Le Chemin de Saint-Jacques-de-Compostelle n’est pas seulement un itinéraire à pied. C’est un parcours chargé d’histoire, de spiritualité et de patrimoine qui se découvre pas à pas. Tout au long du Camino Francés, en particulier sur ses cent derniers kilomètres, le pèlerin rencontre des églises romanes, de petites chapelles rurales, des cruceiros, des hórreos, d’anciens hôpitaux de pèlerins et d’autres éléments qui font partie intégrante de l’expérience jacquaire. Si vous voulez savoir que voir sur le Chemin de Saint-Jacques-de-Compostelle depuis Sarria, vous êtes sur la bonne voie.

Le Chemin de Saint-Jacques-de-Compostelle depuis Sarria cache de nombreuses choses à voir, à faire et même à savourer
Que voir sur le Chemin de Saint-Jacques-de-Compostelle depuis Sarria
Le tronçon qui commence à Sarria est le plus fréquenté, mais aussi l’un des plus riches en patrimoine religieux et culturel. Depuis cette localité jusqu’à Saint-Jacques-de-Compostelle, le Chemin traverse des villages historiques, des paysages naturels et des noyaux urbains où la tradition jacquaire reste très présente.
Sarria est l’un des principaux points de départ du Chemin de Saint-Jacques-de-Compostelle, puisque c’est d’ici que l’on parcourt les cent kilomètres minimums nécessaires pour obtenir la Compostela. Au-delà de cet aspect pratique, Sarria possède un centre historique intéressant et plusieurs édifices religieux qui reflètent son importance historique en tant que lieu de passage des pèlerins.
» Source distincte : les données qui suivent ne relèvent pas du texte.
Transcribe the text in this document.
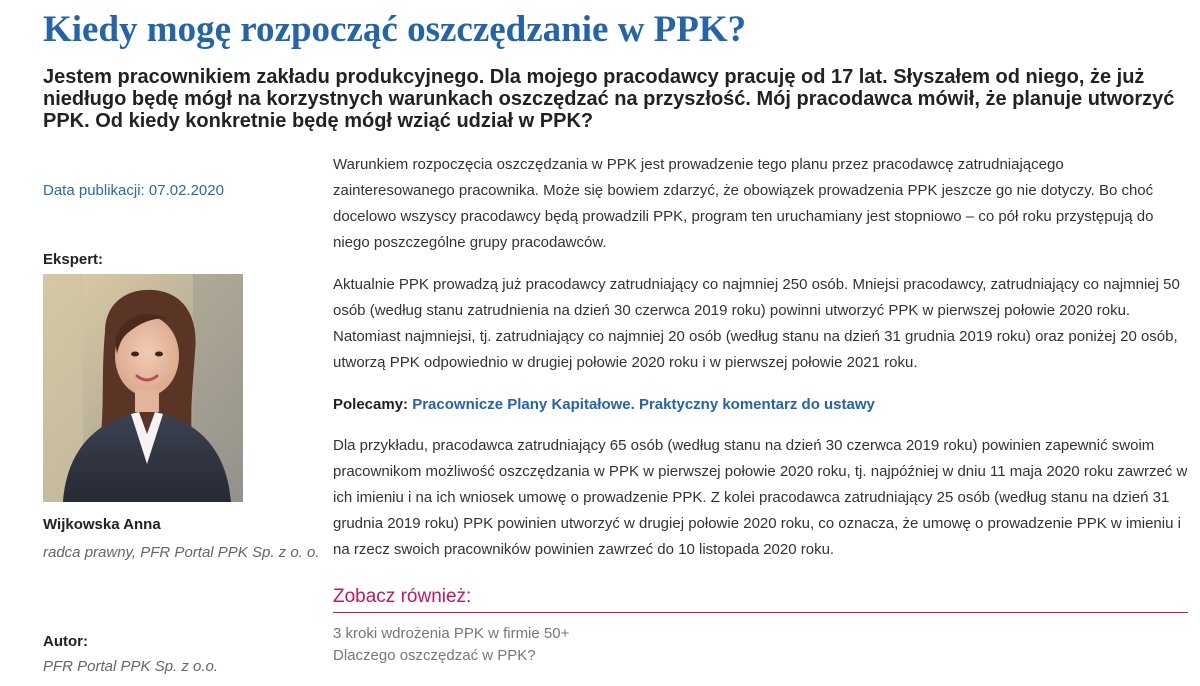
Kiedy mogę rozpocząć oszczędzanie w PPK?

Jestem pracownikiem zakładu produkcyjnego. Dla mojego pracodawcy pracuję od 17 lat. Słyszałem od niego, że już niedługo będę mógł na korzystnych warunkach oszczędzać na przyszłość. Mój pracodawca mówił, że planuje utworzyć PPK. Od kiedy konkretnie będę mógł wziąć udział w PPK?

Data publikacji: 07.02.2020
Ekspert:
Wijkowska Anna
radca prawny, PFR Portal PPK Sp. z o. o.
Autor:
PFR Portal PPK Sp. z o.o.

Warunkiem rozpoczęcia oszczędzania w PPK jest prowadzenie tego planu przez pracodawcę zatrudniającego zainteresowanego pracownika. Może się bowiem zdarzyć, że obowiązek prowadzenia PPK jeszcze go nie dotyczy. Bo choć docelowo wszyscy pracodawcy będą prowadzili PPK, program ten uruchamiany jest stopniowo – co pół roku przystępują do niego poszczególne grupy pracodawców.

Aktualnie PPK prowadzą już pracodawcy zatrudniający co najmniej 250 osób. Mniejsi pracodawcy, zatrudniający co najmniej 50 osób (według stanu zatrudnienia na dzień 30 czerwca 2019 roku) powinni utworzyć PPK w pierwszej połowie 2020 roku. Natomiast najmniejsi, tj. zatrudniający co najmniej 20 osób (według stanu na dzień 31 grudnia 2019 roku) oraz poniżej 20 osób, utworzą PPK odpowiednio w drugiej połowie 2020 roku i w pierwszej połowie 2021 roku.

Polecamy: Pracownicze Plany Kapitałowe. Praktyczny komentarz do ustawy

Dla przykładu, pracodawca zatrudniający 65 osób (według stanu na dzień 30 czerwca 2019 roku) powinien zapewnić swoim pracownikom możliwość oszczędzania w PPK w pierwszej połowie 2020 roku, tj. najpóźniej w dniu 11 maja 2020 roku zawrzeć w ich imieniu i na ich wniosek umowę o prowadzenie PPK. Z kolei pracodawca zatrudniający 25 osób (według stanu na dzień 31 grudnia 2019 roku) PPK powinien utworzyć w drugiej połowie 2020 roku, co oznacza, że umowę o prowadzenie PPK w imieniu i na rzecz swoich pracowników powinien zawrzeć do 10 listopada 2020 roku.

Zobacz również:
3 kroki wdrożenia PPK w firmie 50+
Dlaczego oszczędzać w PPK?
La photo devant les lettres de Sarria est incontournable au début de votre Chemin depuis cette localité de la province de Lugo
Étape 1 : Sarria – Portomarín
La première étape depuis Sarria offre un paysage de chemins ruraux et de petits villages, une très belle étape qui, dès le départ, dévoile un patrimoine abondant. C’est un début progressif qui permet au pèlerin d’entrer peu à peu dans le rythme du Chemin tout en découvrant certains de ses premiers jalons patrimoniaux.
À Sarria, vers le km 115, nous commençons le parcours à l’église paroissiale Santa Mariña, située dans le centre historique, dans la rúa Maior, après avoir gravi les célèbres escaliers de 64 marches. Il s’agit d’un édifice d’origine médiévale étroitement lié à la vie paroissiale de la ville. À quelques mètres, dans la même rue, se trouve l’église San Salvador, l’un des plus anciens bâtiments religieux de Sarria et un remarquable exemple du roman galicien. En face se trouvent les célèbres lettres de Sarria, point photo incontournable pour tout pèlerin, et derrière, caché derrière un mur, se trouve le château de Sarria, qui n’est actuellement pas restauré pour les visites.
Nous poursuivons notre marche et, à la sortie du centre historique, apparaît le couvent de La Merced, ancienne fondation mercédaire située en plein Chemin de Saint-Jacques-de-Compostelle. Historiquement, il était lié à l’accueil des pèlerins, une constante qui accompagnera le marcheur tout au long du trajet.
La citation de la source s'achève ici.